Nem todos os juízes compactuam com a nefasta tradição de impunidade dos agentes
políticos do estado, mas todos os juízes sabem que até hoje nada é feito em
relação à conduta dos desembargadores, e o caso de São Paulo, estopim das ações
propostas no STF, é exemplar. Muitos ouviram que foi realizado pagamento de
forma irregular, mas tudo ficou no âmbito da fofoca, do mal dizer. Mas o que
foi feito até que tudo viesse publicamente à tona?
Absolutamente nada, pois a postura preferencial é jogar para debaixo do tapete,
como se isto fosse melhor para a imagem do Poder Judiciário.
Não é justo que todos os juízes sejam confundidos com o que existe de mais
nefasto no Poder e os relatos e exemplos acima não podem ser generalizados e
isto o CNJ pode e deve fazer.
A necessidade de democratização do Judiciário é premente e um bom começo seria
o Supremo Tribunal Federal, enviar ao Congresso sua proposta de nova lei de
regência, pois passados 23 anos da Constituição Federal, ainda somos obrigados
a viver sob uma lei promulgada pela ditadura militar. A colocação do projeto de
lei no ambiente próprio, no Congresso Nacional, permitiria que a sociedade
discutisse os marcos desejáveis para uma justiça democrática.

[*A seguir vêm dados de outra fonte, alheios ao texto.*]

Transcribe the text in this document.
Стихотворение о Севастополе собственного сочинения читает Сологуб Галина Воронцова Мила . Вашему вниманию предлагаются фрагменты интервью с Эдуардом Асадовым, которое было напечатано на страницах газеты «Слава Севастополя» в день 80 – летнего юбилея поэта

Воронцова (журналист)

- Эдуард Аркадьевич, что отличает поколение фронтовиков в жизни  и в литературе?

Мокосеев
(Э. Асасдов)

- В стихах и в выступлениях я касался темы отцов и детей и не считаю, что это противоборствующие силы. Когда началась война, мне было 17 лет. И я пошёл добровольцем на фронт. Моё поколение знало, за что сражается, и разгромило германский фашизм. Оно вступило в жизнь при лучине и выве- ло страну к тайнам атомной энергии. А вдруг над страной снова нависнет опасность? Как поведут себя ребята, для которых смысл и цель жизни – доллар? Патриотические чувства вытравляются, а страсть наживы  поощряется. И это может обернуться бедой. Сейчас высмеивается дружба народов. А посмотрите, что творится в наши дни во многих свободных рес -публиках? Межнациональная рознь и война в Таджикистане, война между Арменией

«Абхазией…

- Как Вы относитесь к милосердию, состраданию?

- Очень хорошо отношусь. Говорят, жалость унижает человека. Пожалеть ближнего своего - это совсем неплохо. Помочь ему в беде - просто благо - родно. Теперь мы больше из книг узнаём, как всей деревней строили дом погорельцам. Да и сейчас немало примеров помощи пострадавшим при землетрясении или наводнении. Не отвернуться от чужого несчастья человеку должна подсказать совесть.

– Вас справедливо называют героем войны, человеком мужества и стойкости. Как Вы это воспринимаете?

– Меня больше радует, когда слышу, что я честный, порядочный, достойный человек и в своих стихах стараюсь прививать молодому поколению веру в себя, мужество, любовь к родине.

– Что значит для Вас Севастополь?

Espera-se que o Supremo Tribunal Federal tenha coragem para romper com o
conservadorismo que ainda impera no Judiciário e atenda a expectativa social,
que foi apresentada pela carta “Pela Transparência e Democratização do Poder
Judiciário”, lançada por diversas organizações sociais, que clamam que os
órgãos e os agentes do Poder Judiciário brasileiro respeitem os marcos
republicanos instituídos com o advento da Constituição de 1988 e com a Reforma
do Poder Judiciário.
*Kenarik Boujikian Felippe é desembargadora do Tribunal de Justiça de São Paulo, co-fundadora e ex-presidente da Associação Juízes para a Democracia.